Tak ditemukan catatan khusus saat Bambang menjabat Kepala Satuan Reserse Kriminal. Tapi, sejak saat itu, ia tak lagi bertugas di bidang reserse. Ia kembali ke Jakarta dan menjabat Kepala Subbagian Pengkajian dan Pengembangan Lembaga Pendidikan dan Pelatihan Kepolisian RI. Pada akhir 2000-an, karier Bambang mulai meredup. Hingga kini Bambang tak pernah menjadi pemimpin wilayah yang setara dengan kepala kepolisian resor.
Kariernya tak semoncer Mardiaz yang pernah menjabat Kepala Kepolisian Resor Medan dan Jakarta Selatan serta teman seangkatan lain. Meski masih banyak yang berpangkat komisaris besar, lulusan Akademi Kepolisian 1993 sudah banyak yang menyandang tanda bintang. Di antaranya Kepala Polda Gorontalo Inspektur Jenderal Helmy Santika dan Kepala Polda Banten Inspektur Jenderal Rudy Heriyanto Adi Nugroho. Ada pula Kepala Polda Sumatera Barat Inspektur Jenderal Teddy Minahasa yang akhirnya dicopot karena terseret kasus penyelundupan barang bukti sabu.
Ketua Indonesia Police Watch Sugeng Teguh Santoso menilai Bambang bukan satu-satunya perwira yang lambat meniti karier. Di luar urusan prestasi, menurut dia, promosi jabatan di tubuh Polri ikut dipengaruhi peran senior sebagai pengatrol dengan memberi rekomendasi kepada junior.
Rekomendasi seorang senior terbentuk karena kultur kerja, ketaatan, dan kinerja baik formal maupun nonformal. “Mereka juga harus memegang kerahasiaan jejaring masing-masing. Siapa pun yang melanggar prinsip itu pasti tersingkir,” tutur Sugeng.
Bambang Kayun saat masih belajar di Akademi Kepolisian angkatan 1993. (http://pesatgatra.com/)
Penugasan terakhir Bambang Kayun adalah Kepala Subbagian Penerapan Pidana dan Hak Asasi Manusia Divisi Hukum Polri. Ia mengemban jabatan tersebut sejak 2013. Menurut beberapa polisi yang bertugas di Polri, sosok Bambang Kayun tak terlalu menonjol. Ia kerap berpenampilan sederhana dan tak terlihat kaya.

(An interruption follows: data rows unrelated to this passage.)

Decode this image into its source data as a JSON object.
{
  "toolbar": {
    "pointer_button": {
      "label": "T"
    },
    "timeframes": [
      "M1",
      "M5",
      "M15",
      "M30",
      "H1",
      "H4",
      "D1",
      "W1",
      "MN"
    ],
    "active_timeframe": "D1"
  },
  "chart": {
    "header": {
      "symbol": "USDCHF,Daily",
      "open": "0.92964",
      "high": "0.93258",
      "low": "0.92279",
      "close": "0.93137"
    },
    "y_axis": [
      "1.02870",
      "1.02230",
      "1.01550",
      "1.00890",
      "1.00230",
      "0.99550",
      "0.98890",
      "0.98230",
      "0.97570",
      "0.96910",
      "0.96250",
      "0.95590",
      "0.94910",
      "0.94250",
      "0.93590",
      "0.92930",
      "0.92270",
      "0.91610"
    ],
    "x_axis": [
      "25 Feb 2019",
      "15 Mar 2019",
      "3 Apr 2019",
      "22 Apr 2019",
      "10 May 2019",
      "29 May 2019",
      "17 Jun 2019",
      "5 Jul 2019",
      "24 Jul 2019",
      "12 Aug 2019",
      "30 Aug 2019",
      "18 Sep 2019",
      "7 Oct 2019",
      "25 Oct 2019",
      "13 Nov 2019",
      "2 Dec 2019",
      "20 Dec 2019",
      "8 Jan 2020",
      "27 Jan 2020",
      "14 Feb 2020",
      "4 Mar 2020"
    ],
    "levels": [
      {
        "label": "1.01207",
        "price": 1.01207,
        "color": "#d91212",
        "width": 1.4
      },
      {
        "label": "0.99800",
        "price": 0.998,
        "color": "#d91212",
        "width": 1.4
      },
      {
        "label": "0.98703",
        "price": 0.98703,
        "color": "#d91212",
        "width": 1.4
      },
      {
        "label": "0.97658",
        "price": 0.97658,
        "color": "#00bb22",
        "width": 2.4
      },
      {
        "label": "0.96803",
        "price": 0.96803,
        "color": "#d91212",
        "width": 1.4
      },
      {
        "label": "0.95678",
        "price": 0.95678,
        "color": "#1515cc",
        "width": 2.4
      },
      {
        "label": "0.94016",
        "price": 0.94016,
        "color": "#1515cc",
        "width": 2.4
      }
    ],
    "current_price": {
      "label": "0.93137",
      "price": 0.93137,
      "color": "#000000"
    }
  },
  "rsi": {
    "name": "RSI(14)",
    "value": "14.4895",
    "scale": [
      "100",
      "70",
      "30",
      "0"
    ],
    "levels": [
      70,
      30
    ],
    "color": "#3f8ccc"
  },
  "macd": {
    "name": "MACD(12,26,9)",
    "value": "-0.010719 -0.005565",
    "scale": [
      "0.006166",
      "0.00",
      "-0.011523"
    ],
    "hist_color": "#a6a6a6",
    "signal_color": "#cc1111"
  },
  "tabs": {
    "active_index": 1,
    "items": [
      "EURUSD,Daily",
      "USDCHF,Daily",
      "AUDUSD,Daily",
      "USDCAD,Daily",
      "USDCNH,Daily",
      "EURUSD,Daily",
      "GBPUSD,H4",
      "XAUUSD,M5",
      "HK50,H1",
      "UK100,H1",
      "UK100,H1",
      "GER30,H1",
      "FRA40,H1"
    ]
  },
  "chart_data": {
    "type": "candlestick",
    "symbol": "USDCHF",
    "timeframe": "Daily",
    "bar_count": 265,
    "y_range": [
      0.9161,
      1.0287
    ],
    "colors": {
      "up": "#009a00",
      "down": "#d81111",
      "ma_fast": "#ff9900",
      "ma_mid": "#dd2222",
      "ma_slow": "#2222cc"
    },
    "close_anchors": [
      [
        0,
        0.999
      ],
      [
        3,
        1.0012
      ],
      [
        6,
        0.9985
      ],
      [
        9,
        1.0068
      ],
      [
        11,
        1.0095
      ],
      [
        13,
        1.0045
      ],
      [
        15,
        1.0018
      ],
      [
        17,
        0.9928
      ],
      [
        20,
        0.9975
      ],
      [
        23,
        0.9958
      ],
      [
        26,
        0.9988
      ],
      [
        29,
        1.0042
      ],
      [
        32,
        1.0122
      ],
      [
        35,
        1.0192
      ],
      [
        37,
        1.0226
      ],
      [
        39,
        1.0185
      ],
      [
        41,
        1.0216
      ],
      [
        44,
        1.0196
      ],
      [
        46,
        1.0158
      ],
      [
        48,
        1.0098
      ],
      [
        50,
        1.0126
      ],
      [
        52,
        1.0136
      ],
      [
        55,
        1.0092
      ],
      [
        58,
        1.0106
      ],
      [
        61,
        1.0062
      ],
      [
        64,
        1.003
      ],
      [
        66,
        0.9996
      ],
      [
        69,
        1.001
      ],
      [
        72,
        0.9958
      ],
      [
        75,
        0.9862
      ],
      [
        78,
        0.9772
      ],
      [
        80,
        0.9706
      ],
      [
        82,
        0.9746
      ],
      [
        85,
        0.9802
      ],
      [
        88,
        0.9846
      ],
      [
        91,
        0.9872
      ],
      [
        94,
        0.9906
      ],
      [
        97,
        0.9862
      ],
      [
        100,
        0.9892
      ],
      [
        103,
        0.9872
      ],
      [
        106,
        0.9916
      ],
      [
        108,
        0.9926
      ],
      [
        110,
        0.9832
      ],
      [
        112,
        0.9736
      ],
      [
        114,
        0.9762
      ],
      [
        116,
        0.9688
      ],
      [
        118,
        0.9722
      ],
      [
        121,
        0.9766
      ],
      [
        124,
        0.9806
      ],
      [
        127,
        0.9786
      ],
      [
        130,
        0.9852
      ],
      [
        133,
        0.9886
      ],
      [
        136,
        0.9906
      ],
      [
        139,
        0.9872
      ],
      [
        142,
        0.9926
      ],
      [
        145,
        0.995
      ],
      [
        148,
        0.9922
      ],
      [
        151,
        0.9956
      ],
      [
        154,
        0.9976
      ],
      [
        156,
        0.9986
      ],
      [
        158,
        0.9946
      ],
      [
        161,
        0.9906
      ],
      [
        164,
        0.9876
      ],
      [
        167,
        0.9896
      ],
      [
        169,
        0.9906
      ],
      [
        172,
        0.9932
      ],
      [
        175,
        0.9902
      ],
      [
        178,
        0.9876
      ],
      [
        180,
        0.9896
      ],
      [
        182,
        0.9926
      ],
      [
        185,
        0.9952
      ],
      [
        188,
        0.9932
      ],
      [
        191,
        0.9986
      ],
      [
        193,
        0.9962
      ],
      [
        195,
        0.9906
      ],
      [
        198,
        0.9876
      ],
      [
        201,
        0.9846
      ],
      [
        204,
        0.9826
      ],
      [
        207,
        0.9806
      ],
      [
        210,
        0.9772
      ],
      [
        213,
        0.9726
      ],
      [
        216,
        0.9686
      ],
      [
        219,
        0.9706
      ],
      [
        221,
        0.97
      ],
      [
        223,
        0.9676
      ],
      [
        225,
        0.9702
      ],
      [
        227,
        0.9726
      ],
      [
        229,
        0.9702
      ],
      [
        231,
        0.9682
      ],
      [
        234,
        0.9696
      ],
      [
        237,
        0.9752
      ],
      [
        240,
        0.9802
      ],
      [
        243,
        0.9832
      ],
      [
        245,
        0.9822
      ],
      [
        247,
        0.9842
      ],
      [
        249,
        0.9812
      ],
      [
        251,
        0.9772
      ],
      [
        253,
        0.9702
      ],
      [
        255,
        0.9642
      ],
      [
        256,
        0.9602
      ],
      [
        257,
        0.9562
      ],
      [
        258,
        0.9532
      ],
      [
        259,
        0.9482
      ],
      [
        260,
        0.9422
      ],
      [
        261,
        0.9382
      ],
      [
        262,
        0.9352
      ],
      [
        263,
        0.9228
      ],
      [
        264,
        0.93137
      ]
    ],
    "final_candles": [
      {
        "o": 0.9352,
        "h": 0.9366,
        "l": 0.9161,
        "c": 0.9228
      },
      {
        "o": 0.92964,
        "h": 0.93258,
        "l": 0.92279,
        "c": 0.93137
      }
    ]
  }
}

Jabatan terakhir itulah yang menyeret Bambang ke Komisi Pemberantasan Korupsi. Ia disangka menerima suap berupa mobil mewah dan uang tunai sebesar Rp 56 miliar. Ia sempat melawan penetapan status tersangka itu lewat gugatan praperadilan, tapi ditolak hakim Pengadilan Negeri Jakarta Selatan. KPK menahan Bambang sejak Selasa, 3 Januari lalu.
Bambang diduga menjadi makelar dan membocorkan penyidikan kasus sengketa ahli waris Mochammad Said Abdulrahman Kapi yang ditangani Badan Reserse Kriminal Polri. “Dengan saran tersebut, tersangka BK menerima uang,” ucap Ketua KPK Firli Bahuri.
Bambang tak menjawab pertanyaan wartawan saat keluar dari gedung KPK di Kuningan, Jakarta Selatan, pada Selasa, 3 Januari lalu. Pengacaranya saat pengajuan gugatan praperadilan, Jiffy Ngawiat Prananto, tak merespons permintaan wawancara Tempo hingga Sabtu, 14 Januari lalu.
Markas Besar Kepolisian RI belum memberi sanksi administratif selepas penahanan Bambang Kayun. Kepala Divisi Hubungan Masyarakat Polri Inspektur Jenderal Dedi Prasetyo mengatakan kasus itu sudah ditangani Divisi Profesi dan Pengamanan lewat mekanisme sidang etik. “Masih menunggu keputusan,” ujarnya.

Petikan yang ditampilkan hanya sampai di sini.